Test the API profile again with the parameter in place to make sure it is passing. After the API profile has been parameterized, you can package the components into an orchestration job.
The next section will explain how to obtain an access token at runtime using a Python Script component, and use that component with an API Query component to extract the access token at runtime.
Obtaining an access token at runtime using Python
Obtaining an access token at runtime can be achieved in various ways. This example replaces the token access url https://InstanceName/services/oauth2/token
command shown earlier, with a Python script in a Matillion ETL Python Script component. The script is available below.
- Add the Python Script component to the canvas.
- Click into the component properties and click ... on the Script property.
- In the code editor, add the following Jython script:
import requests
import json
# The URL for all Salesforce token services
url = 'https://um2.salesforce.com/services/oauth2/token'
# Construct a Python dict containing all the headers, using the job variables
pl = {
'grant_type': 'refresh_token',
'client_id': client_id,
'client_secret': client_secret,
'refresh_token': refresh_token
}
# POST the request and parse the response
resp = requests.post(url, data=pl)
j = json.loads(resp.text)
# Save the returned value into the private job variable named access_token
context.updateVariable('access_token', j['access_token'])
The orchestration job
There are three parts to this job:
- Job variables defining all of the necessary parameters including access_token, clien_id, client_secret, and refresh_token.
- The Python Script component, which obtains a new Salesforce access token using the client id, client secret, and refresh token.
- The API Query component, which uses the access token to extract the API account data and load that data into a database table.
In the API Query component properties, click ... on Connection Options and add a new record:
- Set Parameter as
CustomHeaders
. - Set Value as
Authorization: Bearer ${access_token}
.
Once done, check the response data in the Sample tab after adding the Python Script component to obtain the access token at runtime.
Warning
Do not hard-code the client_id, client_secret, and refresh_token values anywhere, nor store them as default environment variables. Instead, implement password management to protect them—as describe in Using KMS encrypted passwords in Python.
API Query component
Once you've created an API Query profile (RDS profile) and tested that it returns data, you're ready to use that profile in an API Query component. To do this:
- Add the API Query component to the canvas.
- Ensure the Basic/Advanced Mode property is set to Basic.
- Click ... on the Authentication Method property and select Other. Click OK.
- Click ... on the Profile property and select your new API profile.
- Click ... on the Connection Options property and specify the parameters and values as in Manage connection options, above.
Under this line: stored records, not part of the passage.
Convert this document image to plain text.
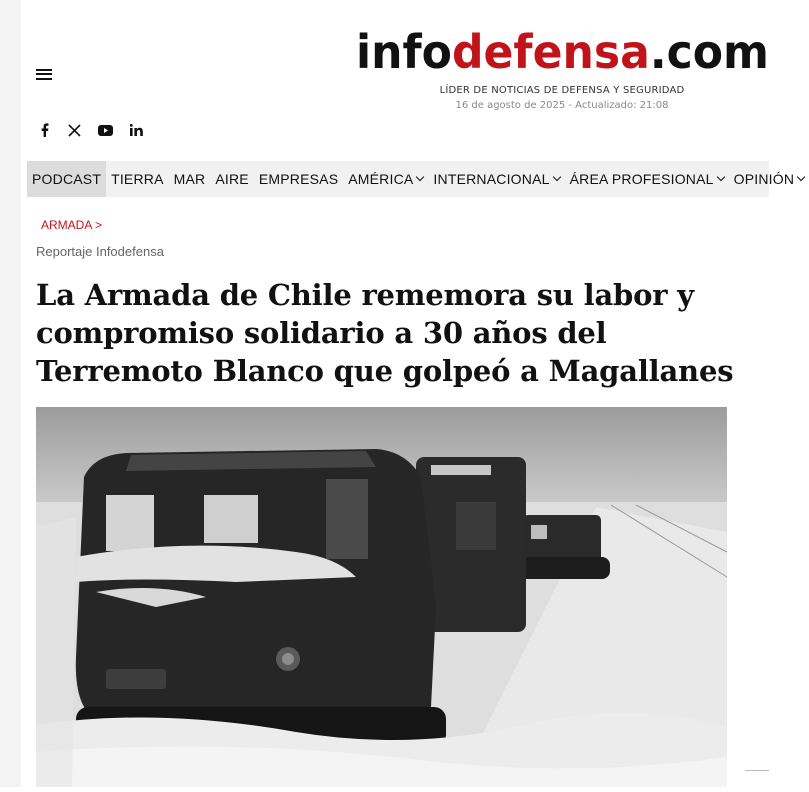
infodefensa.com
LÍDER DE NOTICIAS DE DEFENSA Y SEGURIDAD
16 de agosto de 2025 - Actualizado: 21:08
PODCAST TIERRA MAR AIRE EMPRESAS AMÉRICA INTERNACIONAL ÁREA PROFESIONAL OPINIÓN
ARMADA >
Reportaje Infodefensa
La Armada de Chile rememora su labor y compromiso solidario a 30 años del Terremoto Blanco que golpeó a Magallanes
Add any additional parameters.
- Click ... on the Data Source property and choose your endpoint.
- Click ... on the Data Selection property and select the items you wish to load from the endpoint.
- Configure the remaining properties similarly to any other Query component.
- To run the component, right-click your API Query component and click Run Component. If all properties are set up correctly, the job will run without issue. You can view details of the job run in the Tasks tab.
- While the API Query component is highlighted, click Sample and then click Data to refresh the data sample.